(If you haven’t already, please scroll down to Part I)
When the airlines were deregulated during the Carter Presidency, I thought it was a good idea. Two huge new airports, DFW International and Kansas City International, had just been opened. New types of airplanes, including the 747, L-1011, and DC-10 jumbos, had been introduced to rave reviews. Delays were rare except in the worst weather. Flight attendants wore white gloves.
The government set airline prices and told the airlines to what cities they could fly. They were practically guaranteed a profit except in economic recessions when traffic fell. People dressed up to fly (coat and tie for men, women in dresses), it was such an elegant and luxurious experience.
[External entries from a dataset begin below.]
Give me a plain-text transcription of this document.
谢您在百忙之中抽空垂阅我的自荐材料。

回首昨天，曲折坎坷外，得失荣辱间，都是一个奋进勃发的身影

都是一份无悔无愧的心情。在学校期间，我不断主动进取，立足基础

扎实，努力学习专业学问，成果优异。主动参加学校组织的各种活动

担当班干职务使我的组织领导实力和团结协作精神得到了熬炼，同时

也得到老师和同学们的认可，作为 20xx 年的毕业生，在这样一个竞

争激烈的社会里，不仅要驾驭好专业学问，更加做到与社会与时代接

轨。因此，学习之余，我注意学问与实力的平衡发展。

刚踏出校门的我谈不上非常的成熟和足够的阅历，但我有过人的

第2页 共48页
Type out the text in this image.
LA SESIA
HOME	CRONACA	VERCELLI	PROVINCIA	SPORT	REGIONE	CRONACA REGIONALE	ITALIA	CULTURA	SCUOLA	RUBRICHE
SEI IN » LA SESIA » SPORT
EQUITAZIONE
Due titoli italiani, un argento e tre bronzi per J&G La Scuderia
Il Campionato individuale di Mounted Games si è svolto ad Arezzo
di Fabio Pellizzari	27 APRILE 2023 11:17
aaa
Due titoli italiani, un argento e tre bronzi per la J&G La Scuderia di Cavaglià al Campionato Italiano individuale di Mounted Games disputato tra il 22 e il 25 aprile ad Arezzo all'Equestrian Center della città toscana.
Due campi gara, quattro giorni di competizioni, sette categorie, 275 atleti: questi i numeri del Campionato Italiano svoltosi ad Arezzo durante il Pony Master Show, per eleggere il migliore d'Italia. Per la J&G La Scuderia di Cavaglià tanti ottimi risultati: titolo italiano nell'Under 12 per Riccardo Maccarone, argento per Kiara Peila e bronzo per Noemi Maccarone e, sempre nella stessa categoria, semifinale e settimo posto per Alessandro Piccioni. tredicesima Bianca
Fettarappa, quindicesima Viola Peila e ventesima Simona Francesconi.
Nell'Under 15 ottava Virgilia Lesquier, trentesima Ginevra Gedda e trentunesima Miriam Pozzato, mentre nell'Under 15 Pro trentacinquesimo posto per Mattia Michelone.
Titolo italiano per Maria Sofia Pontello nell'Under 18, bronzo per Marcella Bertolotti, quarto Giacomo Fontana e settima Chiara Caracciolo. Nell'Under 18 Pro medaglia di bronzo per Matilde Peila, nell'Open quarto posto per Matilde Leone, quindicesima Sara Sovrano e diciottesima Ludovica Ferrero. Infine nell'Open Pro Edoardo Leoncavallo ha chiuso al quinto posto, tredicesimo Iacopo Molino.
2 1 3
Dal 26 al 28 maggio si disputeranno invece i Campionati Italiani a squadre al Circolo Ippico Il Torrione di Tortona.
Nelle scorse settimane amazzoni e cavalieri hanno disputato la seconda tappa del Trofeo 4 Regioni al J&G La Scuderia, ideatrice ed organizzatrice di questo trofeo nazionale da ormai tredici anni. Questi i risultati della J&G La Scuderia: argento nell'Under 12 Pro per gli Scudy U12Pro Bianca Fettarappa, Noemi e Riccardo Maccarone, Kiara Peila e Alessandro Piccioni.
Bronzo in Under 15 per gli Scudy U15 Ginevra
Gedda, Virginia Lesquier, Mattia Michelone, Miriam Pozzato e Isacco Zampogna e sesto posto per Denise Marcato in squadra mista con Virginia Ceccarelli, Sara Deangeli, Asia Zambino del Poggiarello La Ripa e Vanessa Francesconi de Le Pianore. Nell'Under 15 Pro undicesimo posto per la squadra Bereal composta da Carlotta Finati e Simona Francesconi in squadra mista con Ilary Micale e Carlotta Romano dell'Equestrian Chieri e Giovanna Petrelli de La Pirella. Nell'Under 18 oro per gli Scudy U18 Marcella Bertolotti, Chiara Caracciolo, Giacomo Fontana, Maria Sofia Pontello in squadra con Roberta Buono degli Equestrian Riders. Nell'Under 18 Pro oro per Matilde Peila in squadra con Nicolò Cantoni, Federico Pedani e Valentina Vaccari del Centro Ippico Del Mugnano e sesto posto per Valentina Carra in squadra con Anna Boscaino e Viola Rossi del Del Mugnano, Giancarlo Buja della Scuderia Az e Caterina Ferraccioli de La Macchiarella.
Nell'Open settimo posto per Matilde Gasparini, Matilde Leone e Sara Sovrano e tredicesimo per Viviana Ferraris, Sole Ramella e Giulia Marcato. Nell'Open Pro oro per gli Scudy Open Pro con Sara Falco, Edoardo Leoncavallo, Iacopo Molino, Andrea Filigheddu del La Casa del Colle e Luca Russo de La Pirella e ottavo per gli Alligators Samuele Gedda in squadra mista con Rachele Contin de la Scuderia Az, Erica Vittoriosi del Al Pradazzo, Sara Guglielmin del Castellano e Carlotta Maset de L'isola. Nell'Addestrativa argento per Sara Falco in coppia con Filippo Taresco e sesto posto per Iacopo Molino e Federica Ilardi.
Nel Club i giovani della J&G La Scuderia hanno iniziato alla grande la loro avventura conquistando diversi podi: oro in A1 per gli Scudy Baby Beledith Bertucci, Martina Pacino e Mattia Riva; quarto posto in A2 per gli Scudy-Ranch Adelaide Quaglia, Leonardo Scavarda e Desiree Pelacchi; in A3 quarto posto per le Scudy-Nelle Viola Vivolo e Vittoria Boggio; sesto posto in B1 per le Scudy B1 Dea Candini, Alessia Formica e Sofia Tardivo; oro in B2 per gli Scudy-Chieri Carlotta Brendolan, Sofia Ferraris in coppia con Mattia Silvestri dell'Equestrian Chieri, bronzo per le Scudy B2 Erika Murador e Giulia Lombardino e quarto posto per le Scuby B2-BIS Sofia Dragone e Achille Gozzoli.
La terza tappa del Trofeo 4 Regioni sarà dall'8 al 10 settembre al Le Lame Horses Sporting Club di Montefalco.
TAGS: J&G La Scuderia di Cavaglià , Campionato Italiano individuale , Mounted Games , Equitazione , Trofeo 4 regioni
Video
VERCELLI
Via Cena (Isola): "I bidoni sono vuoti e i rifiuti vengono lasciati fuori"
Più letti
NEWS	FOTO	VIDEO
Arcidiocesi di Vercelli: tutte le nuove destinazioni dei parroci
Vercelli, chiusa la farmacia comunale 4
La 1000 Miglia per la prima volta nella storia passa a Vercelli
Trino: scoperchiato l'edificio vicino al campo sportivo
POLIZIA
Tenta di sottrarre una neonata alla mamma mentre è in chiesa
The theory was, with deregulation, the airlines would be free to improve service, fly where they wanted, and innovate. At first, it was great. New routes. At first, better service. Frequent flier programs. Airlines like People Express reduced the cost of flying radically.
What I didn’t forsee was the “hub” system and the strain it would put on the air traffic control system. To operate a hub, when dozens of flights take off at about the same time, you need more runways, taxiways, and air traffic controllers. The failure of the air traffic control system and airport infrastructures to keep up with that demand is and has been straining the current system. And, no one could have predicted the self-defeating tactics of airline unions and management, and the litigation explosion.
These factors would conspire to sabotage the early promise of airline deregulation.